The NFL Will Finally Allow Players To Wear Custom Cleats— With A Catch
Over the past few years, the NFL has gained a reputation as the “No Fun League,” and for good reason. The league has instituted and stringently enforced a number of rules seemingly designed to suck the fun out of the game for players and fans alike, including flag-happy referees putting a damper on any celebration that shows the faintest amount of creativity and league officials who are overly eager to slap players— including Odell Beckham Jr., DeSean Jackson, and Antonio Brown— with fines for having the nerve to wear custom cleats onto the field.
Thankfully, it seems like the NFL is finally coming to its senses. A few months ago, the league announced they would be relaxing their rules concerning excessive celebrations, and Darren Rovell is now reporting players will be able to wear custom cleats this season— sort of.
During pregame warm-ups, players can wear any design they want, so long as it doesn’t depict commercialized or trademarked logos, other than the league-approved footwear brands (Nike, Under Armour and Adidas). The cleats also can’t have anything that would be deemed offensive or express political views.

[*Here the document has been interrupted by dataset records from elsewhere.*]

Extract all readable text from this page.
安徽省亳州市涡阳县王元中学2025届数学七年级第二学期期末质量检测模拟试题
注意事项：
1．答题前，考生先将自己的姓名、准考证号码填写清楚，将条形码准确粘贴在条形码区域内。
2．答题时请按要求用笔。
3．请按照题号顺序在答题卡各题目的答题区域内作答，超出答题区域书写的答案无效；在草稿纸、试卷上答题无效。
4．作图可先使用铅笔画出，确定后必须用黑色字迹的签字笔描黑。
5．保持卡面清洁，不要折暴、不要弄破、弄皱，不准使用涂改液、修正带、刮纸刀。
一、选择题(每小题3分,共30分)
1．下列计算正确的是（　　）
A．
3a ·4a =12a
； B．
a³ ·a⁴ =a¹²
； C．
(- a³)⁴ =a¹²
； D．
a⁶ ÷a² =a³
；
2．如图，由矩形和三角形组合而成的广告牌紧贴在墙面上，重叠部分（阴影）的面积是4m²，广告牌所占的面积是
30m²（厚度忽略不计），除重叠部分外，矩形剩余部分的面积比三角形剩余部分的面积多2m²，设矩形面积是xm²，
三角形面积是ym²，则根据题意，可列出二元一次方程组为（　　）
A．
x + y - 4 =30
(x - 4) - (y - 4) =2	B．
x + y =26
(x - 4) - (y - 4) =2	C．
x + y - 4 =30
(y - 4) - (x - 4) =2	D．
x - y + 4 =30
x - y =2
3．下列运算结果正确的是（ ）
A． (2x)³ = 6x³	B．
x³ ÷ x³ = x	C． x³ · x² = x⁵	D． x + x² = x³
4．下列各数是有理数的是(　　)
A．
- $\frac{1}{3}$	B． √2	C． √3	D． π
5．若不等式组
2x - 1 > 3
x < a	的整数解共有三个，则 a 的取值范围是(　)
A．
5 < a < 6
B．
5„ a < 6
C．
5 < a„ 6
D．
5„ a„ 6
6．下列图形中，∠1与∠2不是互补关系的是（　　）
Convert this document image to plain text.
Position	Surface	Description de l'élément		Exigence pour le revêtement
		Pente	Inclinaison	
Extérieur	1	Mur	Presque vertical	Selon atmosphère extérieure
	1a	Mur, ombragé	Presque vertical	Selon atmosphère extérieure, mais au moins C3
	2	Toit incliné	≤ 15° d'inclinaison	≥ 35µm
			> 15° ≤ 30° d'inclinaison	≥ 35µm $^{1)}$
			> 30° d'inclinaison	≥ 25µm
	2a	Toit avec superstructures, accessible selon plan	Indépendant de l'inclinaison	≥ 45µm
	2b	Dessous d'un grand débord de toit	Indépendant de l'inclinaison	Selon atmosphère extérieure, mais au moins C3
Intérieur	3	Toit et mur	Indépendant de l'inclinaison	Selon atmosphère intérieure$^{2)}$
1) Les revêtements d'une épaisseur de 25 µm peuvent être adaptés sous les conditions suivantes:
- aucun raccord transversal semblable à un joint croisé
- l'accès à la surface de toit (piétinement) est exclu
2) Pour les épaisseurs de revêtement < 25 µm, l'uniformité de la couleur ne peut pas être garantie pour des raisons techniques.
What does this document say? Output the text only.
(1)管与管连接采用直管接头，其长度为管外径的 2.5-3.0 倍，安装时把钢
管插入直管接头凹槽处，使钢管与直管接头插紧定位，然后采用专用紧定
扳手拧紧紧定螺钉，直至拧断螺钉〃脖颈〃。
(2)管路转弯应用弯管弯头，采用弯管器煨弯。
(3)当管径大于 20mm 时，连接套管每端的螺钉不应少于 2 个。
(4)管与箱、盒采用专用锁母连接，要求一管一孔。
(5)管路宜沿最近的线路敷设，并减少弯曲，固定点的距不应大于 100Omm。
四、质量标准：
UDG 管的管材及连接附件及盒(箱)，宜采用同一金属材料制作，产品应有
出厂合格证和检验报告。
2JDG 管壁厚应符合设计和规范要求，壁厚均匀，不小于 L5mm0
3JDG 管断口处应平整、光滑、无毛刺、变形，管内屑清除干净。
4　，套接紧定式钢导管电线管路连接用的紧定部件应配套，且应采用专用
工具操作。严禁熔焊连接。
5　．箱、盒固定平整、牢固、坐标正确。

Players were previously banned from wearing custom cleats on the field at any time. They will not be allowed to wear them onto the field during the actual game, although the league is relaxing their standards in regard to that aspect as well. In the past, cleats had to match the team’s dominant color, but players this season will be allowed to wear “solid black, solid white or a secondary team color.”
In fairness to the NFL, the league allowed players to wear custom cleats for a week last year as part of the My Cause, My Cleats campaign. The only catch was that the cleats had to be connected to a cause that players deeply cared about— a clause that the Eagle’s Dorial Green-Beckham failed to adhere to when he wore shoes designed by Kanye West in support of the non-existent “Yeezy Foundation.”
It’s unclear if Yeezys will be allowed on the field during games this year, but at least the NFL is making strides in the right direction.